Circumcision is an extremely painful procedure with long-lasting post-operative pain.

Circumcision creates an abnormal physical appearance with a disfiguring scar encircling the shaft of the penis and the glans penis permanently exposed to drying, abrasion, and mechanical injury.

There is absolutely no reason why circumcision can not be done later, when the child is old enough to make a legally informed decision. Potentially this causes less harm to sexual function and appearance, based upon typical growth patterns and the Doctor's ability to predict outcomes before sexual maturity.

Bottom line is the default should be remaining normal (intact). Any other course needs strong arguments to justify it. The core issue is that it isn't your husband's penis. It's your son's penis. And your son is the person who has the right to decide how he wants his penis to look, function and feel. Not you, your husband, your relatives, or the Doctors. A newborn baby would never choose to have unnecessary surgery on himself.

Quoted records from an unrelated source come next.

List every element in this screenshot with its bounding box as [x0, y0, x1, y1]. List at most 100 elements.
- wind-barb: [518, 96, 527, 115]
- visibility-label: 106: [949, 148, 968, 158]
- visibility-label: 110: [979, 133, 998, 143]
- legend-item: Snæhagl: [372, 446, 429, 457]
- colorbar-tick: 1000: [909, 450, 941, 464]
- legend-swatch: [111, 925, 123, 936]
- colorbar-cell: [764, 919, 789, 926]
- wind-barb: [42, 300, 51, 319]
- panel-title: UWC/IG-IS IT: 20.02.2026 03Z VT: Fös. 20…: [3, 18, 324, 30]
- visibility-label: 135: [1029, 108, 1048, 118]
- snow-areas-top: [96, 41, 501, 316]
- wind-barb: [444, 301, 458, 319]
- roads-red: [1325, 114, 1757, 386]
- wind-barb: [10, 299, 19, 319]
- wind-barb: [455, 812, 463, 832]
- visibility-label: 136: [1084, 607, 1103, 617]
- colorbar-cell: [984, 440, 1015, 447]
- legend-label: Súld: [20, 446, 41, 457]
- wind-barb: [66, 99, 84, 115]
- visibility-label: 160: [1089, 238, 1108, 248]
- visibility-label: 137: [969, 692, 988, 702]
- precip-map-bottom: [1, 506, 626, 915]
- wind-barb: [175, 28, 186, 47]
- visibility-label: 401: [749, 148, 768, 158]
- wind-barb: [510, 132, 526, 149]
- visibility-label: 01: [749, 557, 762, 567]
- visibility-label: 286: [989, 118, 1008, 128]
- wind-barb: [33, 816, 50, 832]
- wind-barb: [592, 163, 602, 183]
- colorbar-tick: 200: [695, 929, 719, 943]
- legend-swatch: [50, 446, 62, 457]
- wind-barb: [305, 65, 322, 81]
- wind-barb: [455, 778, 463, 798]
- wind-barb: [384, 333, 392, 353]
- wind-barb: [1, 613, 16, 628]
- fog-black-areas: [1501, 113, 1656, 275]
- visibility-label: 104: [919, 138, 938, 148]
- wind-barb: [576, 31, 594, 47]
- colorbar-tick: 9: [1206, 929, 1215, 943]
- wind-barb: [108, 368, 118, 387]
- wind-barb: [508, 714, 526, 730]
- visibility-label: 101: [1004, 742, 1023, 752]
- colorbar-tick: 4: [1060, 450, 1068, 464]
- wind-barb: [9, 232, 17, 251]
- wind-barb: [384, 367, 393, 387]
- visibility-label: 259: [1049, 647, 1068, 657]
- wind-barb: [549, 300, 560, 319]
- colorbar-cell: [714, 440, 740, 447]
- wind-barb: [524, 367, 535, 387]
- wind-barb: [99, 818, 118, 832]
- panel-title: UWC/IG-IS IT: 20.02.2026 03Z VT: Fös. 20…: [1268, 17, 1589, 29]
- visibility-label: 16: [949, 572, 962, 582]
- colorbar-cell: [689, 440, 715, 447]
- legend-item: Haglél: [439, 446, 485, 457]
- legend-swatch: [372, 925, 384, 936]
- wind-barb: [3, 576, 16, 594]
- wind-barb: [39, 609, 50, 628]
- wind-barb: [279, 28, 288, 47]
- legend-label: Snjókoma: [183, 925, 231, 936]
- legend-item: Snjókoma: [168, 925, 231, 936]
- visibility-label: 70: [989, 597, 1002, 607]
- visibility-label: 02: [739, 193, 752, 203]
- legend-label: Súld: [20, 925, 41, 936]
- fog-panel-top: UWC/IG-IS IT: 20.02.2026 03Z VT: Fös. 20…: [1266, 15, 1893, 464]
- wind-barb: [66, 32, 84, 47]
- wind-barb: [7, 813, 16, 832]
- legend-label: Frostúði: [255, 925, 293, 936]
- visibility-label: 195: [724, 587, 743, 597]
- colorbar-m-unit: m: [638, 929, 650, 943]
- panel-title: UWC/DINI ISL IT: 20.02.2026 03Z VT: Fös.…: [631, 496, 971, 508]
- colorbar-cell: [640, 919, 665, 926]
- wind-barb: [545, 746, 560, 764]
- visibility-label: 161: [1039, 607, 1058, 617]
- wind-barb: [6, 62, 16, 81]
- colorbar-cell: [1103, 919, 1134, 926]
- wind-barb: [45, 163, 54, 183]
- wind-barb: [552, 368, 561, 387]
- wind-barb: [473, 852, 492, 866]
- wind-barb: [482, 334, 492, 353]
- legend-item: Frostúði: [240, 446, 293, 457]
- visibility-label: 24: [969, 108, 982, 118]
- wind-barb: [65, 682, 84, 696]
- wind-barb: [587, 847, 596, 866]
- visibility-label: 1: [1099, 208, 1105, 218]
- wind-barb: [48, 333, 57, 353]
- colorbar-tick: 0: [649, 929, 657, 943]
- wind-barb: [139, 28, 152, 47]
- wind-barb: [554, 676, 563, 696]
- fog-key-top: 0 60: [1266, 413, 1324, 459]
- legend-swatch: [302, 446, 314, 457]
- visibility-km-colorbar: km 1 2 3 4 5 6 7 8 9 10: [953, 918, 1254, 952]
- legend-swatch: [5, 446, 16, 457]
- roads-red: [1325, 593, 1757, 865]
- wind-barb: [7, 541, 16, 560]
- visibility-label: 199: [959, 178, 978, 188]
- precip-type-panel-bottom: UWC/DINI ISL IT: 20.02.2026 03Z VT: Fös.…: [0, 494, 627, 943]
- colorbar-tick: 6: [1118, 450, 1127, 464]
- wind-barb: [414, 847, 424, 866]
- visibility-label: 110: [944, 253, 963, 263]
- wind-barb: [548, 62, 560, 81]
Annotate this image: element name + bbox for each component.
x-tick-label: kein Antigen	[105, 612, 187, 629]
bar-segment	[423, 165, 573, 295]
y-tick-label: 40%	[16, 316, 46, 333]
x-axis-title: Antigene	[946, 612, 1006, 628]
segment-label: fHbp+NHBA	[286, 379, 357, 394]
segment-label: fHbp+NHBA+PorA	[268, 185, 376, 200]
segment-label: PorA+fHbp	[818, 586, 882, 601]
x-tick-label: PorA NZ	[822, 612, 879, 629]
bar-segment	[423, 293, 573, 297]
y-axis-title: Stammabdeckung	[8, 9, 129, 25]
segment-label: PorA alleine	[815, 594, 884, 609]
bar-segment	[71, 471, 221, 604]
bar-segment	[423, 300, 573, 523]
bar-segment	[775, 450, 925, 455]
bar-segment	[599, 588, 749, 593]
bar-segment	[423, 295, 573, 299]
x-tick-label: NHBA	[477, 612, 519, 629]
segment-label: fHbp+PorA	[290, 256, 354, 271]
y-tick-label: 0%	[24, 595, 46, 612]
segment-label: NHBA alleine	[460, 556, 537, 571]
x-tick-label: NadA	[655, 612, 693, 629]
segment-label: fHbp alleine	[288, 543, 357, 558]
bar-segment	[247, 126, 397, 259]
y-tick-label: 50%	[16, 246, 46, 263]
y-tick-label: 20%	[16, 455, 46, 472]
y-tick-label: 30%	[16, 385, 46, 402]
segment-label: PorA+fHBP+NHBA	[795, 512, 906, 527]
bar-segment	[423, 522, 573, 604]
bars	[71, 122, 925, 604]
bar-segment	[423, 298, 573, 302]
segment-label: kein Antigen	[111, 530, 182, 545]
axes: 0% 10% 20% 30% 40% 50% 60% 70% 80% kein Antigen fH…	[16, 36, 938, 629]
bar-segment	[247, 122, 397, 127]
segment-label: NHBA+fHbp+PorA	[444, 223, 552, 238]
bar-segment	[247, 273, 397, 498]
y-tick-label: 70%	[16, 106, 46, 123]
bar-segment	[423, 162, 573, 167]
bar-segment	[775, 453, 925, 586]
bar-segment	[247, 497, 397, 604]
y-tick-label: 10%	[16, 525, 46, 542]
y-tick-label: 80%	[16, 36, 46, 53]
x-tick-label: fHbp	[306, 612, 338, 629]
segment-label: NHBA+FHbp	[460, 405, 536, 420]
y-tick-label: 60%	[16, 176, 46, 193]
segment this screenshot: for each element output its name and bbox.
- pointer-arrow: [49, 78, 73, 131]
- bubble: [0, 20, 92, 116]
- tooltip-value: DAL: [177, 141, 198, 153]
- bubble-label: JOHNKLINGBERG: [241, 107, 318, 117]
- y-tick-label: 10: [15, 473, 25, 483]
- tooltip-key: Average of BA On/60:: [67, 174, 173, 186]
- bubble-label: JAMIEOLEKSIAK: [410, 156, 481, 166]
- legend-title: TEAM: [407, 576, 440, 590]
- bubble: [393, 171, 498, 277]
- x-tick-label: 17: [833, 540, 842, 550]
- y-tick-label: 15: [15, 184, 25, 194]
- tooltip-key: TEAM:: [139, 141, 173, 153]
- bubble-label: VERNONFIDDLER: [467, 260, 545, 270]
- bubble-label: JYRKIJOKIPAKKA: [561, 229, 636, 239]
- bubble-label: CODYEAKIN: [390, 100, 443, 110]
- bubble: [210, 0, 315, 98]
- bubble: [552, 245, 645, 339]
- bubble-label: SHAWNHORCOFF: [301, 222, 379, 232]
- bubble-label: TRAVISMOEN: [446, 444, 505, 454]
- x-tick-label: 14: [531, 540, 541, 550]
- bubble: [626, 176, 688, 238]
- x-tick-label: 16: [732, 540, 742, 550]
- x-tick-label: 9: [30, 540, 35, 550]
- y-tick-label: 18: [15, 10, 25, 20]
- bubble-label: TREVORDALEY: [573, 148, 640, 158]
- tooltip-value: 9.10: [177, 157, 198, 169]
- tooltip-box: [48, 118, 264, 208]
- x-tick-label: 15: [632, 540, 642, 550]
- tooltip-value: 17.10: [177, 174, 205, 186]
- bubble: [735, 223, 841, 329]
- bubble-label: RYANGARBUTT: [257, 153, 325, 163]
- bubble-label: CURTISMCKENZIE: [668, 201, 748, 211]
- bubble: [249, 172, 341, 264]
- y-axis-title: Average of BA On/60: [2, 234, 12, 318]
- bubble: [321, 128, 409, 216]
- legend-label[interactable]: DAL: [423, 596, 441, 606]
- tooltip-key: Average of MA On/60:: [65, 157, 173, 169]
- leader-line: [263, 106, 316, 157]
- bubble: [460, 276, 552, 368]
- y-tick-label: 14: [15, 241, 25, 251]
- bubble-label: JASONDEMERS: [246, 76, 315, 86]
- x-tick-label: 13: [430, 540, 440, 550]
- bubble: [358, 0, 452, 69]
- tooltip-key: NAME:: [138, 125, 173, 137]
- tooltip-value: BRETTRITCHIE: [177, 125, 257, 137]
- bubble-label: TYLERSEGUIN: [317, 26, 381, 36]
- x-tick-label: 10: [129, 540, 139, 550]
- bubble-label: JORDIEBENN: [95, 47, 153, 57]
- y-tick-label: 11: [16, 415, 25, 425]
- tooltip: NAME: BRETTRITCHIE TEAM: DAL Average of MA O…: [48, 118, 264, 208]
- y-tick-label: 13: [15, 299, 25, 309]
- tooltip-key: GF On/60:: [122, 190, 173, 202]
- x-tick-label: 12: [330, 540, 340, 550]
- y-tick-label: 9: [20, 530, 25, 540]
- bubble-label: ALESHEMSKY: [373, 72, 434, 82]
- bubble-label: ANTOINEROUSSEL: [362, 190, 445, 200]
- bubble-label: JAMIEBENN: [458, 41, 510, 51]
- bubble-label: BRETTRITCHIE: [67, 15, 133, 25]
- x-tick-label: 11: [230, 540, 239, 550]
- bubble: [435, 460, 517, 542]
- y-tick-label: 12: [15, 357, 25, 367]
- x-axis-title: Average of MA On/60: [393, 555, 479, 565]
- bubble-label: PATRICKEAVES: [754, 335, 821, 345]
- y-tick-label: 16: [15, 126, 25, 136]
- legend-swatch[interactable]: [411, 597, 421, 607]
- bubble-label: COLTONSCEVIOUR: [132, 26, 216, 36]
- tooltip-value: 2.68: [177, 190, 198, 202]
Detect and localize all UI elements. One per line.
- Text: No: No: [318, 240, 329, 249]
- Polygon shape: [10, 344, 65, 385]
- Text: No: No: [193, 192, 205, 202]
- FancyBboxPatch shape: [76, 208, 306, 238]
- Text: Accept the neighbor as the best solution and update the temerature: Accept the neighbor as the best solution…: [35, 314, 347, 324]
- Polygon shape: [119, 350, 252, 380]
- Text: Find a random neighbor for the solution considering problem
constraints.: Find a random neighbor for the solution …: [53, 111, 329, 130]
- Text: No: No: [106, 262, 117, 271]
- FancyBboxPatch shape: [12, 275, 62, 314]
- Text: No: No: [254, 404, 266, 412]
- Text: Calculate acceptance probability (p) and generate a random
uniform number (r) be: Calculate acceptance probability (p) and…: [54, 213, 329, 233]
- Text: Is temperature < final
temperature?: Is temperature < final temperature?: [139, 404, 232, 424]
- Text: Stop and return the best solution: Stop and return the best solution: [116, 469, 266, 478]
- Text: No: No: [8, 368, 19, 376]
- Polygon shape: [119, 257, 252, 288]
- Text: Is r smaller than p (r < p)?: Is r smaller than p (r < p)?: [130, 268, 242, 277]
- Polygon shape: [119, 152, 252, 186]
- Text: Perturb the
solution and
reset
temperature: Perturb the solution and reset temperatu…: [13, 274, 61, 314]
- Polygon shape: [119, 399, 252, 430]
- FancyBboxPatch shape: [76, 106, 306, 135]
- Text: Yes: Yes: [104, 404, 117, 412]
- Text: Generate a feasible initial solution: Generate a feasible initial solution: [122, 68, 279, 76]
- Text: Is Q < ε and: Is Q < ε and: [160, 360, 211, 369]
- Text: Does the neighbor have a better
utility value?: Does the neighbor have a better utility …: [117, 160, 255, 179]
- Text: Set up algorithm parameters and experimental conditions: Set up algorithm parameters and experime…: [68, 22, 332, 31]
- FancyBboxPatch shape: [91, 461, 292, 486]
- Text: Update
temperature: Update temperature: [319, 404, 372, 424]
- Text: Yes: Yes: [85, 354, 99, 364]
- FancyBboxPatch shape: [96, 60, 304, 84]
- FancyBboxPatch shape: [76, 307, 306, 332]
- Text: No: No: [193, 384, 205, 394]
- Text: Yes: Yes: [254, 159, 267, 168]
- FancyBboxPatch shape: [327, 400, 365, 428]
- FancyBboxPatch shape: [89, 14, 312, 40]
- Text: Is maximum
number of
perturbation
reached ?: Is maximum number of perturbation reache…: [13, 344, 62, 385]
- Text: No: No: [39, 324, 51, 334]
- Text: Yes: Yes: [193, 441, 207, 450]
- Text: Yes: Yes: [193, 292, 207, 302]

You might ask him how rational it is to have a cosmetic surgery on a non-consenting minor for the sole purpose of making his child fit some shifting norm? Would he surgically reduce his sons ears to fit some perceived norm in society?
post #7 of 10
Quote:
Originally Posted by ashleedio View Post

FTR, the only reason he's against not circ'ing is because his best friend ended up having to have it done in his teens, not for the "typical" reasons that most men seem to have the issue with. I'm truly hoping that because he IS a rational man, he will realize that this is NOT the norm.
I like this site to address this part of your post,
http://www.caringforkids.cps.ca/preg...rcumcision.htm
A baby circumcised at birth has a 10% chance of needing to have it redone at some point.
A baby left intact has a 10% chance of needing to be circed at some point. And the latter is usually due to inappropriate care(forced retraction, ignorant doctors) so if taken care of properly, the numbers would be much lower.

Good luck and stand strong for your little man....they are so very worth it!

Tara
post #8 of 10
Thread Starter 
Thanks all for the great advice and info! I was only going to use the stats if they backed up my argument, but since it doesn't seem to really matter (and especially not to me), I'm not that worried about finding numbers on it. You all provided great resources and info for me, though. Thanks so much for that!

ETA - I also was thinking... we don't take out a newborn's tonsils or appendix because there's a slight chance that they might need removed later in life. Wouldn't it be fair to say that there's a HIGHER risk of needing a tonsillectomy or appendectomy than there is needing a circumcision later in life? Not that I'd necessarily need to state it in that way, but for the sake of argument?

Oh, and something else... my dss was circ'd and dh watched it and that's another part of his argument - that he didn't fuss or cry and was 100% fine. Actually, he slept through the circ'ing, and so he seems to think that they won't "feel it." (Which is how he responded to my saying that I felt it cruel to make our newborn son endure the pain of an unnecessary procedure). That isn't his argument, but it's how he responded to some of what I've said in the past. What would be a fair statement to rebut that (that my dss slept through it and apparently didn't 'feel' it?), should it come up again?
post #9 of 10
Shock! The baby was in Shock that is why he slept. I don't have a link for the info right now but I remember seeing a thread about this topic before.


ADDED:

Here is a few threads:
http://www.mothering.com/discussions...ht=sleep+shock

http://www.mothering.com/discussions...ht=sleep+shock

and here is a link about pain
http://www.cirp.org/library/pain/
post #10 of 10
Newborns do not respond to pain the same way adults do.